Cut-off grades. Everyone gets hung up about cut-off grades, as if they’re voodoo. The basic text is Lane’s Economic Definition of Ore (1968) but it’s a tough read. By way of simple explanation:

The first thing that needs to be understood is what is the limiting factor of the mine. Is it mine limited, mill limited or market limited?

• An open pit can mine as much dirt as you like, but the mill has a capacity of 1.5Mtpa, so it’s mill limited.
• An underground mine can fit 1Mtpa up the decline to feed a 1.5Mtpa mill. It’s mine limited.
• A crappy iron ore junior could sell 8Mtpa of 58% high-phos fines in 2012, but now can’t sell a cracker. It’s market limited.

Mill limited is generally the case. Market limited is difficult to analyse and I won’t go into it here. Nor will I go into the mathematics, but, when analysing cut-off grades, fixed costs are added to the limiting factor.

So, for the open cut, the mill operating cost is, say, \$25/t plus \$8/t fixed costs (rule of thumb – each department in a mine costs at least \$1Mpa: geology, mining, maintenance, admin, survey, safety & enviro etc.). This may have the effect of reducing the amount of ore available but also reduces the variable mining cost, which, counterintuitively, may also expand the pit to find more ore to pay for the fixed costs. It depends on the operation.

Cut-off grades introduce opportunity cost. Each tonne of ore fed into a mill in a mill-limited or mined in a mine-limited operation potentially displaces a tonne of higher-grade material that could produce higher margins at the same operating cost.

This is why ore loss and dilution are so important (rule of thumb – 5% for each in a well managed, bog-standard pit, mostly much higher underground). If you feed in a tonne of mullock, it costs you \$33, for no return.

Having understood the limiting factor, there are usually then three cut-off grades applied to the operation:

1. Incremental cut-off grade: mill operating cost/(grade x recovery x metal price). Mathematically, the mining cost in open pits cancels out and is irrelevant – if ya don’t mine, ya don’t got no ore.

This is used to determine how much of the Mineral Resource may be economic. The best strategy is to stockpile low-grade ore or marginal ore for later processing if higher grade material is available and the dirt doesn’t deteriorate with time, reducing recoveries through (usually) oxidation of sulphides. It is better to fill the mill with this material to carry fixed costs when the project is mine limited or temporarily mine limited for some reason (eg the wet season).

1. Operating cut-off grade: (mill operating cost + mine operating cost + site overheads)/(grade x recovery x metal price). This is used in mine planning for monthly, quarterly, annual plans, whatever.
2. Full cut-off grade: (mill operating cost + mine operating cost + site overheads + opportunity cost)/(grade x recovery x metal price). This is used to maximise the margins early on in the life of the mine to maximise NPV and repay capital.
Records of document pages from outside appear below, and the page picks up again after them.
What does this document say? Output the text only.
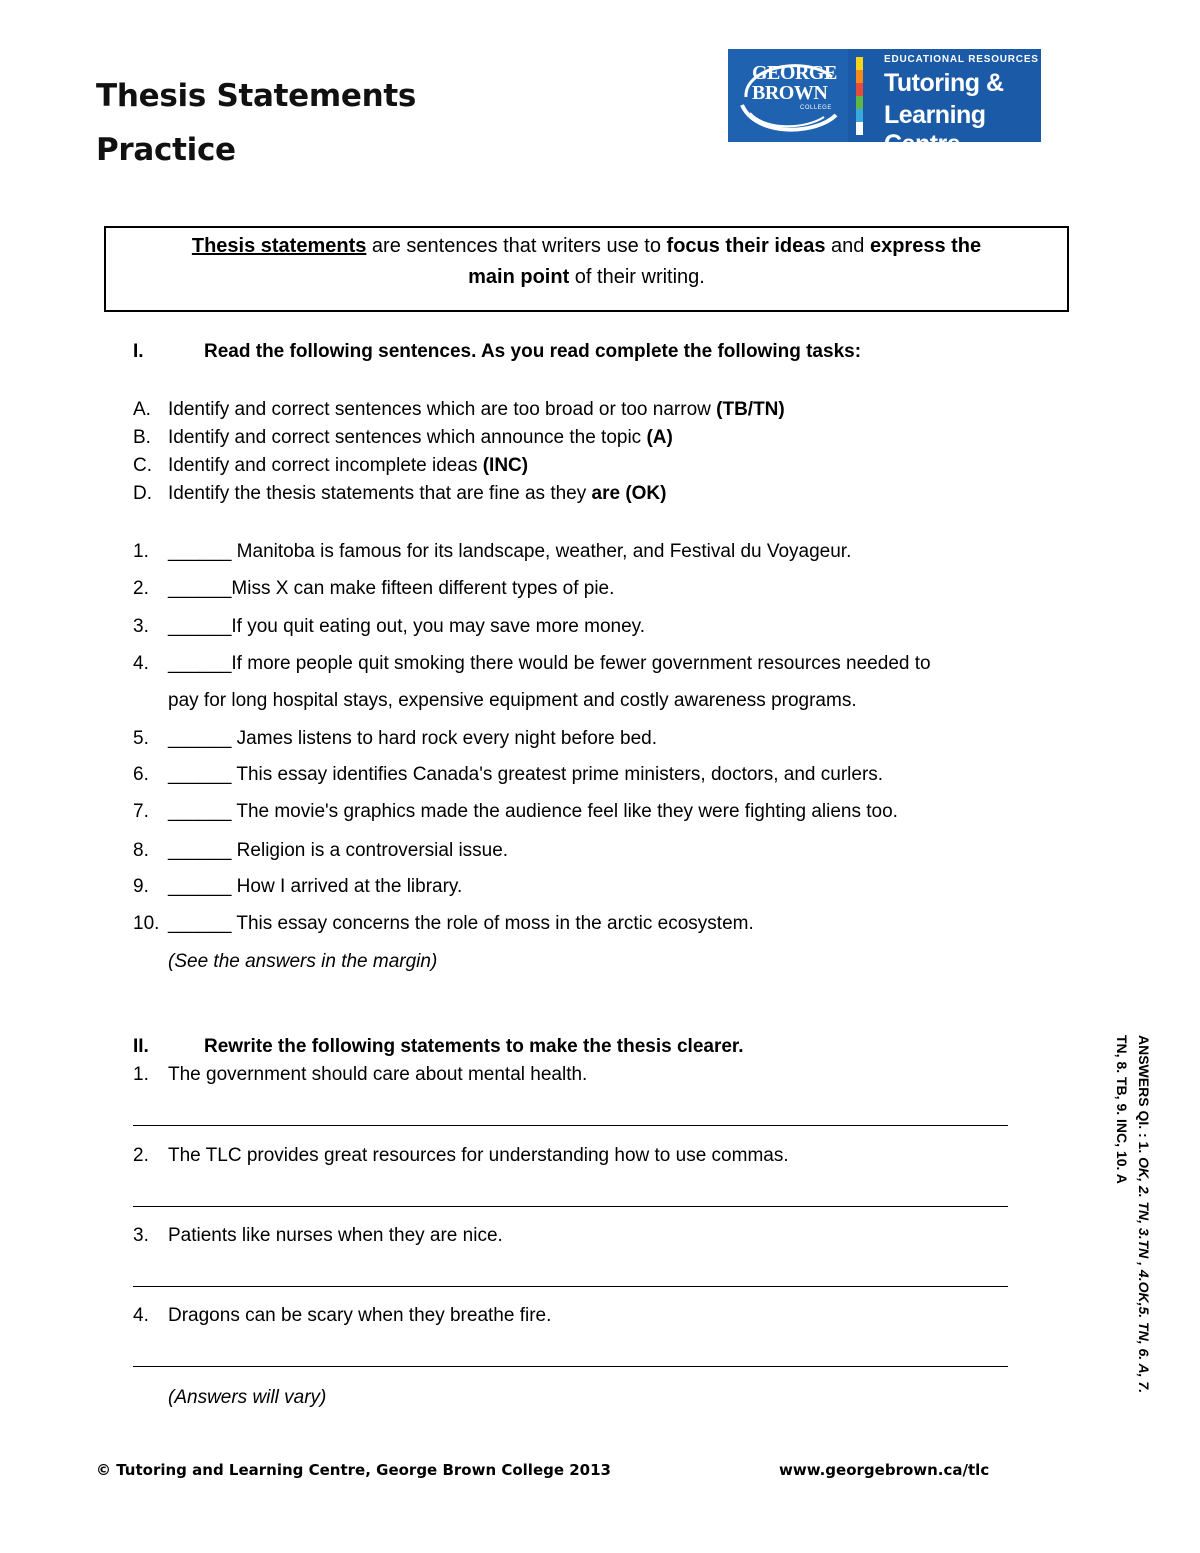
Thesis Statements
Practice
GEORGE
BROWN
COLLEGE
EDUCATIONAL RESOURCES
Tutoring &
Learning Centre
Thesis statements are sentences that writers use to focus their ideas and express the
main point of their writing.
I.	Read the following sentences. As you read complete the following tasks:
A. Identify and correct sentences which are too broad or too narrow (TB/TN)
B. Identify and correct sentences which announce the topic (A)
C. Identify and correct incomplete ideas (INC)
D. Identify the thesis statements that are fine as they are (OK)
1. ______ Manitoba is famous for its landscape, weather, and Festival du Voyageur.
2. ______Miss X can make fifteen different types of pie.
3. ______If you quit eating out, you may save more money.
4. ______If more people quit smoking there would be fewer government resources needed to
pay for long hospital stays, expensive equipment and costly awareness programs.
5. ______ James listens to hard rock every night before bed.
6. ______ This essay identifies Canada's greatest prime ministers, doctors, and curlers.
7. ______ The movie's graphics made the audience feel like they were fighting aliens too.
8. ______ Religion is a controversial issue.
9. ______ How I arrived at the library.
10. ______ This essay concerns the role of moss in the arctic ecosystem.
(See the answers in the margin)
II.	Rewrite the following statements to make the thesis clearer.
1. The government should care about mental health.
2. The TLC provides great resources for understanding how to use commas.
3. Patients like nurses when they are nice.
4. Dragons can be scary when they breathe fire.
(Answers will vary)
ANSWERS QI. : 1. OK, 2. TN, 3.TN , 4.OK,5. TN, 6. A, 7.
TN, 8. TB, 9. INC, 10. A
© Tutoring and Learning Centre, George Brown College 2013	www.georgebrown.ca/tlc
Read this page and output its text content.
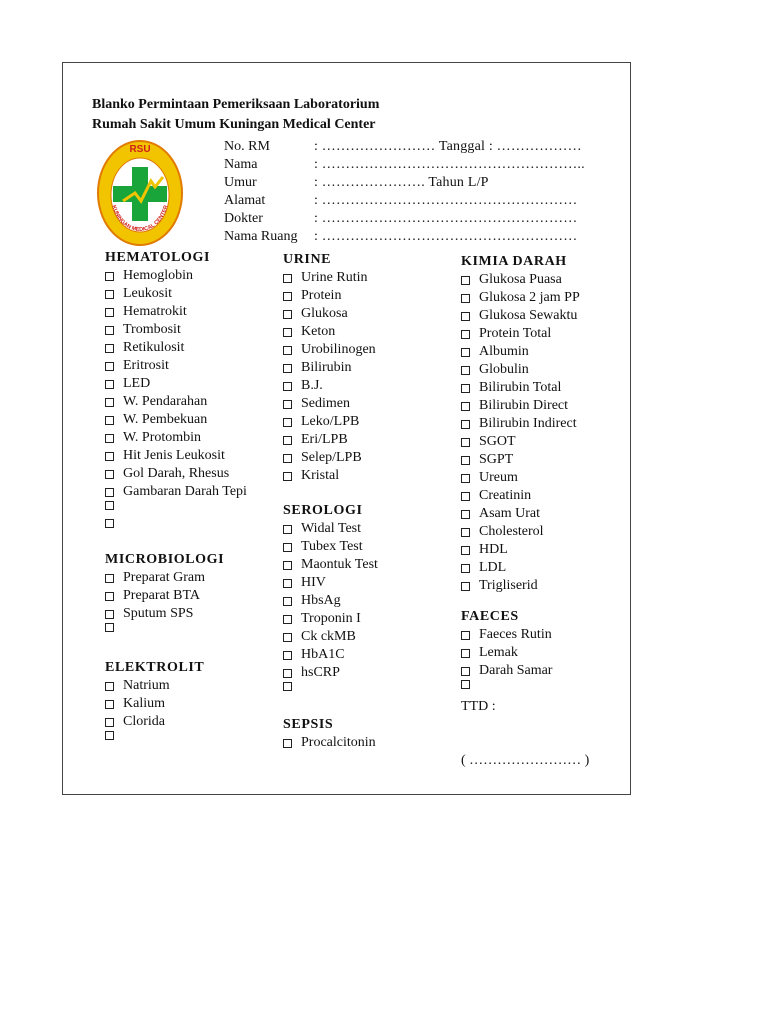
Blanko Permintaan Pemeriksaan Laboratorium
Rumah Sakit Umum Kuningan Medical Center
RSU
KUNINGAN MEDICAL CENTER
No. RM	: …………………… Tanggal : ………………
Nama	: ………………………………………………..
Umur	: …………………. Tahun L/P
Alamat	: ………………………………………………
Dokter	: ………………………………………………
Nama Ruang : ………………………………………………
HEMATOLOGI
Hemoglobin
Leukosit
Hematrokit
Trombosit
Retikulosit
Eritrosit
LED
W. Pendarahan
W. Pembekuan
W. Protombin
Hit Jenis Leukosit
Gol Darah, Rhesus
Gambaran Darah Tepi
MICROBIOLOGI
Preparat Gram
Preparat BTA
Sputum SPS
ELEKTROLIT
Natrium
Kalium
Clorida
URINE
Urine Rutin
Protein
Glukosa
Keton
Urobilinogen
Bilirubin
B.J.
Sedimen
Leko/LPB
Eri/LPB
Selep/LPB
Kristal
SEROLOGI
Widal Test
Tubex Test
Maontuk Test
HIV
HbsAg
Troponin I
Ck ckMB
HbA1C
hsCRP
SEPSIS
Procalcitonin
KIMIA DARAH
Glukosa Puasa
Glukosa 2 jam PP
Glukosa Sewaktu
Protein Total
Albumin
Globulin
Bilirubin Total
Bilirubin Direct
Bilirubin Indirect
SGOT
SGPT
Ureum
Creatinin
Asam Urat
Cholesterol
HDL
LDL
Trigliserid
FAECES
Faeces Rutin
Lemak
Darah Samar
TTD :
( …………………… )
The opportunity cost is where most people become confused. An opportunity cost is defined as “the cost of taking a particular course of action as opposed to another option”. Lane mathematically relates opportunity cost in mining projects to a project’s present value and discount rate, simultaneously calculating cut-offs for mining, processing and marketing to result in an optimal cut-off. Again, the mathematics is involved. This can be done on a spreadsheet, but there are a number of commercial software algorithms that do this.

From these cut-offs, the engineer can derive a schedule and cash-flow model.
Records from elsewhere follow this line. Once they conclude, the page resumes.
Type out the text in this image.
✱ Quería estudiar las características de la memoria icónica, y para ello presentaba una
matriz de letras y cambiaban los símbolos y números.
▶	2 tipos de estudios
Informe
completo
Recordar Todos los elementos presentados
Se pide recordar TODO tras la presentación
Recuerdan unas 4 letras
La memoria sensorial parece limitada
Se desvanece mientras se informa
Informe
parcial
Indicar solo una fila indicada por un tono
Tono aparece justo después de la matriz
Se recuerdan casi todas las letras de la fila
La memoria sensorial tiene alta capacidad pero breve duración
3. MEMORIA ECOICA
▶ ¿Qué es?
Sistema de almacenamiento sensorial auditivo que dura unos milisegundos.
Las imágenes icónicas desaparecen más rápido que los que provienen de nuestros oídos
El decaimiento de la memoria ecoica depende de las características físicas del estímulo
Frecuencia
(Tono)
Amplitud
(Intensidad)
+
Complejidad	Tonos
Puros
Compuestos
It’s important to consider that cut-off grades are boundary values. Three simple rules:

1. Don’t process anything that makes less money
2. Fill the mill to ensure fixed costs are covered. How many projects are there that have large legacy mills with large fixed costs but not enough ore at hand to fill the mill? Campaign milling is not ideal.
3. Fill the mill with the material that makes the most money first.

The actual cut-offs applied are an output and not an input.

At the end of the mine’s life, when the Resource has been mined and the mill paid off and the Directors are backslapping and high-fiving, the stockpiled marginal ore can be fed through the mill, hopefully producing sufficient revenue to pay for rehab and closure costs.

Time dependent, folks. The Competent Person for Reserves MUST take a reasonable view on future commodity prices and exchange rates. For example, if you see a cobalt “Reserve” that uses a cobalt price significantly greater than the consensus future price at the time of reporting (and there’s plenty of places you can get this from), then run or start shorting.

A lot of this stuff can be automated by various software packages, which takes the labour out of it and is better at performing complex iterations and examining constraints. But it is important that the resultant schedule be carefully examined by a competent engineer and modified to smooth production. A lumpy schedule causes variable demands on equipment, which leads to operational problems.

In short, no meaningful schedule, no Ore Reserve. The engineer must demonstrate that the ore is physically accessible during the life of the operation. An annualised summary just doesn’t cut it.